I have been suffering from Depression/Anxiety/OCD for over ten years now. Part of the problem is chemical, part of it is from attending an excessively centered on corporal punnishment Catholic school when I was an adolescent, and then later in life meeting up with a particulary nasty boss, who made me feel like I was back in Catholic school, part of it was home environment, and part is me and how I react or fail to react. I am on medication and go to see a therapist once a week and am making progress but often times it is still a struggle.
Like today. I am feeling a bit physically down do to a infection and had a therapist's appointment today. I got crying again which I have been trying to control better, not because I feel crying is wrong, just that I find myself still doing it way too much, but I think I made her feel bad and I wasn't trying to.
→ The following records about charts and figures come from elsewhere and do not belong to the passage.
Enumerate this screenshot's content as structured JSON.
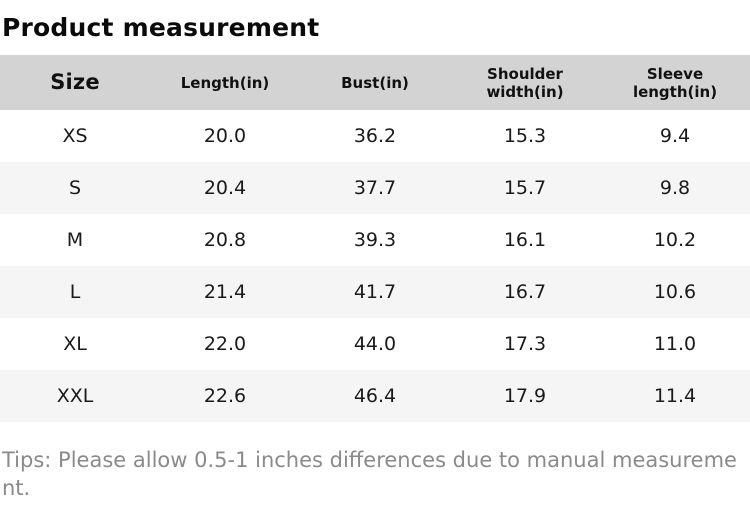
{
  "title": "Product measurement",
  "table": {
    "columns": [
      "Size",
      "Length(in)",
      "Bust(in)",
      "Shoulder width(in)",
      "Sleeve length(in)"
    ],
    "rows": [
      [
        "XS",
        "20.0",
        "36.2",
        "15.3",
        "9.4"
      ],
      [
        "S",
        "20.4",
        "37.7",
        "15.7",
        "9.8"
      ],
      [
        "M",
        "20.8",
        "39.3",
        "16.1",
        "10.2"
      ],
      [
        "L",
        "21.4",
        "41.7",
        "16.7",
        "10.6"
      ],
      [
        "XL",
        "22.0",
        "44.0",
        "17.3",
        "11.0"
      ],
      [
        "XXL",
        "22.6",
        "46.4",
        "17.9",
        "11.4"
      ]
    ]
  },
  "tips": "Tips: Please allow 0.5-1 inches differences due to manual measurement.",
  "colors": {
    "header_background": "#d3d3d3",
    "row_alt_background": "#f5f5f5",
    "text": "#1a1a1a",
    "tips_text": "#8a8a8a"
  }
}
She wants me to face my fears but today I admitted I was getting really stressed out and feeling guilty and ashamed because I couldn't face one in particular, and she apologized for maybe trying to nudge me along faster than I was ready to. I don't feel she did that, I'm just angry at myself for not being able to let the past and my fears go so I can move on in my life. I'm stuck and in a lot of ways I don't want to be stuck, but then again being stuck feels safer. If that makes any sense.
Anyway I feel really drained and weepy and I hate those days when therapy is so draining emotionally.
Well that's me anyway and I just wanted to say Hi.